I observe that although the trial court did give the appellant an opportunity to mitigate against sentence, the appellant declined to do so and instead told the trial court that she had nothing to say. She added, “I was framed.” The trial court noted that the appellant was a first offender and that the offence was serious. The trial court also noted the deliberate manner in which the appellant caused grevious harm to the complainant. It also noted that the appellant showed no remorse.
An appellate court will not normally interfere with the discretion exercised by the trial court unless it is evident that the trial court acted upon the wrong principle or overlooked some material factor or the sentence is manifestly excessive in the light of the circumstances of the case (see R. v.

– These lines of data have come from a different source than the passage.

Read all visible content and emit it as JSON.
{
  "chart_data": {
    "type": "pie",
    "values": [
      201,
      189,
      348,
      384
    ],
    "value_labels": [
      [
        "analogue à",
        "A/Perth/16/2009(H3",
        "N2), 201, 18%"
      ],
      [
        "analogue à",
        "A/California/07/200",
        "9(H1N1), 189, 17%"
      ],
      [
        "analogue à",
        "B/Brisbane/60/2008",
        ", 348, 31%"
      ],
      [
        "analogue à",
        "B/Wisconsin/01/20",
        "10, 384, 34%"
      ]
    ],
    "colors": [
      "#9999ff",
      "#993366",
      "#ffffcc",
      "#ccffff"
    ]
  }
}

Shershewsky (1912) C.C.A. 28 T.L.R. 364). Normally it is necessary for the trial court in passing sentence to indicate why a severe sentence has been imposed or why a light sentence has been given and the circumstances that the court has taken into account in doing so. It is my finding that in the instant case, these criteria were met. In the result, I find no merit in the appeal. I decline to interfere with the conviction and sentence. I dismiss the appeal.
Dated at Kakamega this 18th day of October, 2007.